As the cornerstone of the Gottman couples counseling method, the Sound Relationship House contains all the elements proven to predict relationship success and include the following:
- Building Love Maps: Through asking intentional, open-ended questions, each partner creates a road maps of their partner’s inner psychological world. This helps the couple understand what makes each other tick and serves as the foundation of the house.
- Sharing Fondness & Admiration: This is the second story of the house and the antidote for contempt. Instead of searching for what your partner might be doing wrong, this step encourages each partner to keep their eyes open for what they are doing right. It is about changing the habit of the mind.
- Turn Towards: The third story is what we call building the emotional “bank account.” Couples turn towards each other instead of turning away. It is about building awareness of how your partner seeks connection and “turning towards” them by anticipating and answering those needs.
- The Positive Perspective: In many relationships, the first three levels of the Sound Relationship cannot work properly. This is due to NSO (Negative Sentiment Override). Similar to a “chip on the shoulder” one or both partners interpret everything through a lens of past hurt and wrong-doings. The solution is to build up the couple’s friendship over time. The goal is to change from NSO to PSO (Positive Sentiment Override).
- Managing Conflict: The fifth story of the Sound Relationship House is all about fostering healthy conflict. It emphasizes how to communicate with your partner in a way that does not make them defensive. It entails understanding what triggers escalation (criticism, contempt, defensive, etc.) and what part of your partner’s history contribute to these triggers.

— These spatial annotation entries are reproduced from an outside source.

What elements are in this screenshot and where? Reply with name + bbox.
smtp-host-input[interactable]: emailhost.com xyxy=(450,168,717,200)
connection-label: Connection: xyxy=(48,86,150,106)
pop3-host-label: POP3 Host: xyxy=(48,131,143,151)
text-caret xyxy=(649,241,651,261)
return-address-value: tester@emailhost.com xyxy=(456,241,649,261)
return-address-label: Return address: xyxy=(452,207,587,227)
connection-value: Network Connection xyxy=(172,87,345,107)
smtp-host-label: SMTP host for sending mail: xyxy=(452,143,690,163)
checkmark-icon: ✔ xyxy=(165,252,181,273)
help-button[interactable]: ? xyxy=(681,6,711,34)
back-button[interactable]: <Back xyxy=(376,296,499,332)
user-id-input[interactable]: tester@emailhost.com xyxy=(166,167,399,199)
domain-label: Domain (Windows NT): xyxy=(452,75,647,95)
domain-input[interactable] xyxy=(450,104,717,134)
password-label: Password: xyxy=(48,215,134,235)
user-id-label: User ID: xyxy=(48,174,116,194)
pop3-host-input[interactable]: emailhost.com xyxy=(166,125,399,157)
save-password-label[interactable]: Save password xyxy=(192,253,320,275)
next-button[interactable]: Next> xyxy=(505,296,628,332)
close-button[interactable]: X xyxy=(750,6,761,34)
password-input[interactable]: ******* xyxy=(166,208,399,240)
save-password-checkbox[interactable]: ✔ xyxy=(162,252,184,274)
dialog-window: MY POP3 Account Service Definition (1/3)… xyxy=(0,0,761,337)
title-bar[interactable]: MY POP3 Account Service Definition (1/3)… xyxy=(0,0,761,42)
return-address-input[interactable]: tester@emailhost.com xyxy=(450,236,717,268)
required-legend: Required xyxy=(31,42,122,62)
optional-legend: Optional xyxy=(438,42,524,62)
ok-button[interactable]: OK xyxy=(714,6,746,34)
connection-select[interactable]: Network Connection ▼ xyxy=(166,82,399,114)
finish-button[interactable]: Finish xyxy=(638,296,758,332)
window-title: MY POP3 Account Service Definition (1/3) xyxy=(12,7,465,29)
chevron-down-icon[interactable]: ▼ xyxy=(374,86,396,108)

- Making Life Dreams Come True: It is important that each person feels like their dreams for the future are acknowledged and valued. This story of the house is about creating dialogue around each partner’s hopes, dreams and ambitions.
- Creating Shared Meaning: The final story of the house, shared meaning, hinges on relationship rituals and shared practices. It is about making both partners feel connected. Whether it is through family dinners, sports activities, socializing or praying, it is about creating a life together.
How Can Gottman Couples Counseling Help You and Your Partner?
Are you and your partner ready to build your own relationship house? No matter where you are at in your relationship, it is possible to emulate the practices of successful couples to build a culture of appreciation, fondness, and respect. From pre-marital couples to empty nesters to couples on the brink, the Gottman Method is both effective and research-based. It can be conducted during one-time sesions or more intensive relationship retreats.
The Gottman Couples Counseling Method provides a skills-based approach to restoring your relationship. By doing more of the right things, and doing less of the damaging things, you can grow your relationship in the direction of greater intimacy and satisfaction.